Abstract
Relationships between oak species and rodents have been interpreted in terms of their performance within a range of relationships ranging from the antagonistic extreme called a predation relationship because rodents destroy acorns to the collaborative extreme in which the two species obtain benefits in a relationship called mutualism.
In the Iberian Peninsula there are two species of rodents, Apodemus sylvaticusand Mus spretus. A. sylvaticus arrived first, in the Pliocene, and established mutualistic relationships with the oak species that existed there because it partially consumes acorns and initiates them from the basal part, which allows the embryo to be preserved. It brings to the relationship a higher energy expenditure when opening the acorns at the basal end, but in exchange it obtains a stable and persistent source of resources, although with temporal oscillations.
Later came M. spretus, in the Holocene. As both species currently share habitat and food, the question we pose in this study is the following: How did M. spretus respond to the mutualistic relationship already maintained by A. sylvaticus and the oak species of the Iberian Peninsula? Did it adopt the same behavior as A. sylvaticus to contribute to the dissemination of acorns that will serve as food?

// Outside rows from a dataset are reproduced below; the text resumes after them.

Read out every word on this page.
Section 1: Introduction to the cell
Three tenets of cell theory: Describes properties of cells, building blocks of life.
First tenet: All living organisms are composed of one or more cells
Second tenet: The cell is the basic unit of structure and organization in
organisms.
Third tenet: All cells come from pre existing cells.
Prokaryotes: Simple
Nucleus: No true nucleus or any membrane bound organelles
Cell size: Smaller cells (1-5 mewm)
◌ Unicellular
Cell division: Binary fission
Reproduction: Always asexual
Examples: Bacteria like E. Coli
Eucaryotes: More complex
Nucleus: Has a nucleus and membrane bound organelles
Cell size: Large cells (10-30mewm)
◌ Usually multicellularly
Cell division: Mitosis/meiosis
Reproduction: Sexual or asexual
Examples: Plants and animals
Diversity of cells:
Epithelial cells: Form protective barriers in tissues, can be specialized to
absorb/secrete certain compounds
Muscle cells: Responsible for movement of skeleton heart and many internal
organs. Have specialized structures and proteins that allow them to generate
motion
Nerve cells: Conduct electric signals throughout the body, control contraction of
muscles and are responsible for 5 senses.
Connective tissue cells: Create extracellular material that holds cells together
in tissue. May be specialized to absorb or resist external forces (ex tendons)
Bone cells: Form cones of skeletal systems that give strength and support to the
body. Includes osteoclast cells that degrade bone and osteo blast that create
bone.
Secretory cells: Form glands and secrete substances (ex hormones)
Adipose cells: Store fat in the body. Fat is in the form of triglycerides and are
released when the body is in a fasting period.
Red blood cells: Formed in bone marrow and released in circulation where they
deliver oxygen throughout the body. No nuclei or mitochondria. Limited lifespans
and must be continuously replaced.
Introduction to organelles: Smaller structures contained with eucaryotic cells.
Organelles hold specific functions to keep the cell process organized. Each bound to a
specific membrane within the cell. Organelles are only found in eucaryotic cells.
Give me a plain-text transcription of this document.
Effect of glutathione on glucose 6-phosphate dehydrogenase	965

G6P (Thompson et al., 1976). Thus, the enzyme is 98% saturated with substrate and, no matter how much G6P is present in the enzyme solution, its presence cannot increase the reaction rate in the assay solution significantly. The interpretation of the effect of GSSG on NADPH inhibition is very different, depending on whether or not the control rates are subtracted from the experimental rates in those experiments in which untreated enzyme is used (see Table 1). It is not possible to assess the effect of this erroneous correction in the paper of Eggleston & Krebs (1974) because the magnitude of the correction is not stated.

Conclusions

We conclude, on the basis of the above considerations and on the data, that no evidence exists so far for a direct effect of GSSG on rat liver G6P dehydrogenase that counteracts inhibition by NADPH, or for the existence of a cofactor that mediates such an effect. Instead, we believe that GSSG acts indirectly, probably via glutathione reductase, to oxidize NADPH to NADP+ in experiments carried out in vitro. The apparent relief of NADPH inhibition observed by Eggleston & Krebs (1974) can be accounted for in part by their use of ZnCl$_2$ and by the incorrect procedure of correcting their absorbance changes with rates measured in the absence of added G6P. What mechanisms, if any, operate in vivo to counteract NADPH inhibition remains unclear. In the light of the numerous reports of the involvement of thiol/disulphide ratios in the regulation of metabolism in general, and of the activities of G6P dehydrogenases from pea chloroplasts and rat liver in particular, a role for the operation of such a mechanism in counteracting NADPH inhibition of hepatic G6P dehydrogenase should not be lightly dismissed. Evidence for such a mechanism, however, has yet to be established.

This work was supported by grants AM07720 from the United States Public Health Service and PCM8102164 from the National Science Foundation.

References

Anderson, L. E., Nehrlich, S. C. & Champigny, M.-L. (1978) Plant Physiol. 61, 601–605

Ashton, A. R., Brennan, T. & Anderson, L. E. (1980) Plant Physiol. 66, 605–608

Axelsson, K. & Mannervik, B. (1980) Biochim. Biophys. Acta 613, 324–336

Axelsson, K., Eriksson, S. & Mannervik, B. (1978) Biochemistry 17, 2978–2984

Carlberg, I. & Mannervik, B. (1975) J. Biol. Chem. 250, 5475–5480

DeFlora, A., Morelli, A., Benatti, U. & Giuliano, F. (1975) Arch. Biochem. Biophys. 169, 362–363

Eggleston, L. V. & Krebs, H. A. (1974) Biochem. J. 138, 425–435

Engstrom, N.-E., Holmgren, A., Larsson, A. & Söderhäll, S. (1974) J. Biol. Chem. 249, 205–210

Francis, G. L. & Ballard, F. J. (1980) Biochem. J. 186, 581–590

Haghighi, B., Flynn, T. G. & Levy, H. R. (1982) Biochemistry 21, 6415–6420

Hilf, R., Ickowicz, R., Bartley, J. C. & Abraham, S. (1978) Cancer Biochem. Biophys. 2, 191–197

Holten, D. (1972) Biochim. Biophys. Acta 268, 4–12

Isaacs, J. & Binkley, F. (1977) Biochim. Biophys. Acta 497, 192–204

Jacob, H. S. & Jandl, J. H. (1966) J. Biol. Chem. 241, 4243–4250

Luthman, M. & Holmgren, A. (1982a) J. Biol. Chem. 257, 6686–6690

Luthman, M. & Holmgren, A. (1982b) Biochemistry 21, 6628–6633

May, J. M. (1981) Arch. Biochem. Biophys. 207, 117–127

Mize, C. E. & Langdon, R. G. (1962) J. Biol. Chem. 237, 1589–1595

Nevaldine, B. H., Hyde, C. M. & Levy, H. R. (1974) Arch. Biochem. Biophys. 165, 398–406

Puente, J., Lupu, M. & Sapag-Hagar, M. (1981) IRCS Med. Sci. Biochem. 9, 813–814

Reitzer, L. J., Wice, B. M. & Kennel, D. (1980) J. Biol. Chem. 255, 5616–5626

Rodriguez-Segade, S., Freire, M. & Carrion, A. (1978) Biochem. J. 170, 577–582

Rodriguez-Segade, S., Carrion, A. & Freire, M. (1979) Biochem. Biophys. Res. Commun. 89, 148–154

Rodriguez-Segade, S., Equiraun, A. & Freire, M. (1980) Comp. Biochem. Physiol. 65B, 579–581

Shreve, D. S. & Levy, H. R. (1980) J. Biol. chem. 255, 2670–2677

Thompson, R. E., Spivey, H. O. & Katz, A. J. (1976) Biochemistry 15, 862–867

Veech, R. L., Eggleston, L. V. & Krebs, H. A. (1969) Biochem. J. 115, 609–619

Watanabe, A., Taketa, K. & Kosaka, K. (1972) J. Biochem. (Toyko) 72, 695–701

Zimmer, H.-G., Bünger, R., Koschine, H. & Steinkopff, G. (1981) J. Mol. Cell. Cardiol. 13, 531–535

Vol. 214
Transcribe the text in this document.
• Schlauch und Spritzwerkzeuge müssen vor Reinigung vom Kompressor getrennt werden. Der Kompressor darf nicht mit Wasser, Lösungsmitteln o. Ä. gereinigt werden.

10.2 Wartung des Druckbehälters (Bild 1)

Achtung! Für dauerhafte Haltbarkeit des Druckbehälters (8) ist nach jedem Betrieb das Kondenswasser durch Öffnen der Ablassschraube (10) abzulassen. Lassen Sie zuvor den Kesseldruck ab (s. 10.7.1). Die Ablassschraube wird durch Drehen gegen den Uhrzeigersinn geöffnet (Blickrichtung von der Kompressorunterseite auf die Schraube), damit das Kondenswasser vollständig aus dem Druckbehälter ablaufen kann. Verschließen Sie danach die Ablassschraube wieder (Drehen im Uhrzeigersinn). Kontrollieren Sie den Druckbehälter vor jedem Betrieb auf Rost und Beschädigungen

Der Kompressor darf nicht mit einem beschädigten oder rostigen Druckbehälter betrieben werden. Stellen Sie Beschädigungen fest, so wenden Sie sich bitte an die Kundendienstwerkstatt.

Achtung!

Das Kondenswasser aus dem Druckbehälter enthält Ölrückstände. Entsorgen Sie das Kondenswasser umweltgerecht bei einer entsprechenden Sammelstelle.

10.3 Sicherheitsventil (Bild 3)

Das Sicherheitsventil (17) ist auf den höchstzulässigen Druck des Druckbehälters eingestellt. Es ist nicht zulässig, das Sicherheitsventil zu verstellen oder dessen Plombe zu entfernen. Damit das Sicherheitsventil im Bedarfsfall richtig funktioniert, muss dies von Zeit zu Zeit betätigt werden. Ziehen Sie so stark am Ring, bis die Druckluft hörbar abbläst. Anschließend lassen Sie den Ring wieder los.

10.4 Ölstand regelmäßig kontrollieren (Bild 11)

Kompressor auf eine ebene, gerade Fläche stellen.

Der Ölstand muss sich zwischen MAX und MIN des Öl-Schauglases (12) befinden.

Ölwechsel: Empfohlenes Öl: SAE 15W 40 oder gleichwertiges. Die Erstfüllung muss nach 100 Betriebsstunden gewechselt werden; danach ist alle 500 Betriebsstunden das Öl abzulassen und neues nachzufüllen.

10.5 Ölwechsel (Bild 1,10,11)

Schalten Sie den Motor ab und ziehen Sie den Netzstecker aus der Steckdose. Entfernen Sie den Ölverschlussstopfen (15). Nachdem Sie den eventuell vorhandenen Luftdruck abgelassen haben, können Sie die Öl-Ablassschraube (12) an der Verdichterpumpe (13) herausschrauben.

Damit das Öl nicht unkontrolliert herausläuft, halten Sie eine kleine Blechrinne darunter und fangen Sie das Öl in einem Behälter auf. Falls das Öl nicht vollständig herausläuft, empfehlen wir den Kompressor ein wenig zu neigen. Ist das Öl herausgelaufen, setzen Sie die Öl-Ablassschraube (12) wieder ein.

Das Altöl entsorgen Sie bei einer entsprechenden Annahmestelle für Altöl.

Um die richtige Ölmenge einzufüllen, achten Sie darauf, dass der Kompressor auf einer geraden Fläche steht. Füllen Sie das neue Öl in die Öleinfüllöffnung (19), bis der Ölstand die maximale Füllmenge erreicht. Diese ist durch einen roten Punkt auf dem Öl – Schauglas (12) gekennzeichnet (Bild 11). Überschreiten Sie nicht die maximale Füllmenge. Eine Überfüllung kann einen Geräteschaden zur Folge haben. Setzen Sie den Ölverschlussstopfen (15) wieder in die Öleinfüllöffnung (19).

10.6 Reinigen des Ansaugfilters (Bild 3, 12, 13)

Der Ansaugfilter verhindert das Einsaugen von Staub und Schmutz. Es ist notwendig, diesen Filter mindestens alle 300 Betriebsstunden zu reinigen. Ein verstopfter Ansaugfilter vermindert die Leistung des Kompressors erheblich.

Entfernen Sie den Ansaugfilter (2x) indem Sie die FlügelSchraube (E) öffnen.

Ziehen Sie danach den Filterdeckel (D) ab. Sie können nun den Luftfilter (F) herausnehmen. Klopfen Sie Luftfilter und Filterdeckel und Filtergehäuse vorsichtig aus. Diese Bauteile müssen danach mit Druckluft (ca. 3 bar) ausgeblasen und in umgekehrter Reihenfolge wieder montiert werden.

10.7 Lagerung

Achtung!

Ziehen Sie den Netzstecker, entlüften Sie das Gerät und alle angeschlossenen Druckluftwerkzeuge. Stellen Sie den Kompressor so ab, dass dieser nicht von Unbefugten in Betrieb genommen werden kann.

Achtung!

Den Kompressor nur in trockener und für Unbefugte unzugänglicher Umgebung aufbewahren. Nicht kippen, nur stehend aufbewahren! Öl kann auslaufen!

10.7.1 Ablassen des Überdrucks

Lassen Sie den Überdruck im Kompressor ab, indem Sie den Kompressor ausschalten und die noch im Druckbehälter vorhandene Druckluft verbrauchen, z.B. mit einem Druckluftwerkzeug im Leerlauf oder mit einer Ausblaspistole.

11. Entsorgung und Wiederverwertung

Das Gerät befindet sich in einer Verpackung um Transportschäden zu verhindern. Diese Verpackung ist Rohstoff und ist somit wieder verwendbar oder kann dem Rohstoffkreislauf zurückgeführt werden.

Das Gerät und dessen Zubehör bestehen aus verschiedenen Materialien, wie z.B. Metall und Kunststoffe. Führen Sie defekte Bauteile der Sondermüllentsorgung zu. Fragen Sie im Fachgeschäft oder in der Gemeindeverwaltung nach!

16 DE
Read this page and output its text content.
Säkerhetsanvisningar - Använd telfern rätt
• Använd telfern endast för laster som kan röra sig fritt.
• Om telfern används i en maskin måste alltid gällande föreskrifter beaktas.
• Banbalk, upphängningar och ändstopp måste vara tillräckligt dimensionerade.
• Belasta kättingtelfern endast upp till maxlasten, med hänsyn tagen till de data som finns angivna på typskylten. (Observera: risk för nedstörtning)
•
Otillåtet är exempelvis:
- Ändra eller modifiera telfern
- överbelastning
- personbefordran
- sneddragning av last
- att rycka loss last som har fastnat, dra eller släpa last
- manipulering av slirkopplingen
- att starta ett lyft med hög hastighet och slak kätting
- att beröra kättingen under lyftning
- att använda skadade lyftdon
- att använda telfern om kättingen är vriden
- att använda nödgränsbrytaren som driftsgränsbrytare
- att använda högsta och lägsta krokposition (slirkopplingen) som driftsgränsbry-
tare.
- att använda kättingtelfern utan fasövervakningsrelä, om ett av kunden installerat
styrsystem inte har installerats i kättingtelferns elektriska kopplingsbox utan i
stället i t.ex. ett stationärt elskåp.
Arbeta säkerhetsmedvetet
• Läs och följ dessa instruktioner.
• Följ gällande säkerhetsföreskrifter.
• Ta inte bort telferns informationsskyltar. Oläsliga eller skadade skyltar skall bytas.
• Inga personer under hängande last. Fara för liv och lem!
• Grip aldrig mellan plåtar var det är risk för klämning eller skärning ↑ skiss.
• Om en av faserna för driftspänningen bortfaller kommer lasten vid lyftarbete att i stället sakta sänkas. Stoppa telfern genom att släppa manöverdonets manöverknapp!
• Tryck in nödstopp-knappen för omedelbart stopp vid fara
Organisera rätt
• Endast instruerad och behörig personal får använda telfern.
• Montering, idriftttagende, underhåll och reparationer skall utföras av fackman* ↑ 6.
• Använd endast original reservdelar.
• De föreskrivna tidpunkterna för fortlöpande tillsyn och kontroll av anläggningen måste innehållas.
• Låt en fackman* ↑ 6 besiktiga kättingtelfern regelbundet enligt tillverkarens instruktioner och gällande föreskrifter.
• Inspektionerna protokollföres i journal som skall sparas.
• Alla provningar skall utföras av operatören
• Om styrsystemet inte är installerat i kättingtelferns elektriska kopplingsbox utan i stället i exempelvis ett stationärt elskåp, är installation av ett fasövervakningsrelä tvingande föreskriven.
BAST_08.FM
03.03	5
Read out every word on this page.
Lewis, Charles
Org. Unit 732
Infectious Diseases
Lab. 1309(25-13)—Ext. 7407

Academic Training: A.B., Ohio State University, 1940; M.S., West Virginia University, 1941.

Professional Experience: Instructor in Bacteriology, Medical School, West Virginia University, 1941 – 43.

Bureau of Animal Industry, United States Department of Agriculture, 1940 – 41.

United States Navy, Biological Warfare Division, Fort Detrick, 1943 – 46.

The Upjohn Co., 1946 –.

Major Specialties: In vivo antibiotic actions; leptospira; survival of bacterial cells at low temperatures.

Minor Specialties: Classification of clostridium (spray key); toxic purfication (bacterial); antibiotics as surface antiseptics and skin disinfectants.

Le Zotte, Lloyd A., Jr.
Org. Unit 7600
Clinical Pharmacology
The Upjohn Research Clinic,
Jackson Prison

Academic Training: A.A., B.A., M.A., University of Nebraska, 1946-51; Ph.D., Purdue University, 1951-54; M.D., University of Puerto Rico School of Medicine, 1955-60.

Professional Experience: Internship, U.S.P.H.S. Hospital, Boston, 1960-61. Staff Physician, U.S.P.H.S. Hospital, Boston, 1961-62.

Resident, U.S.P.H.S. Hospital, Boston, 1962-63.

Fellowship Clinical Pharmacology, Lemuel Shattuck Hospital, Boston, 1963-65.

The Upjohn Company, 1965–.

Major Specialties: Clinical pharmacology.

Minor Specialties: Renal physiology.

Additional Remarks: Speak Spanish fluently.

Or, on the contrary, does it parasitize this relationship by behaving as a simple predator of the acorns that A. sylvaticus has contributed to establish and spread? The result we have obtained is that M. spretus has acquired the same acorn processing behavior as A. sylvaticus. Therefore, we can affirm that M. spretusis a species that maintains mutualistic relationships with the oak species settled in the Iberian Peninsula.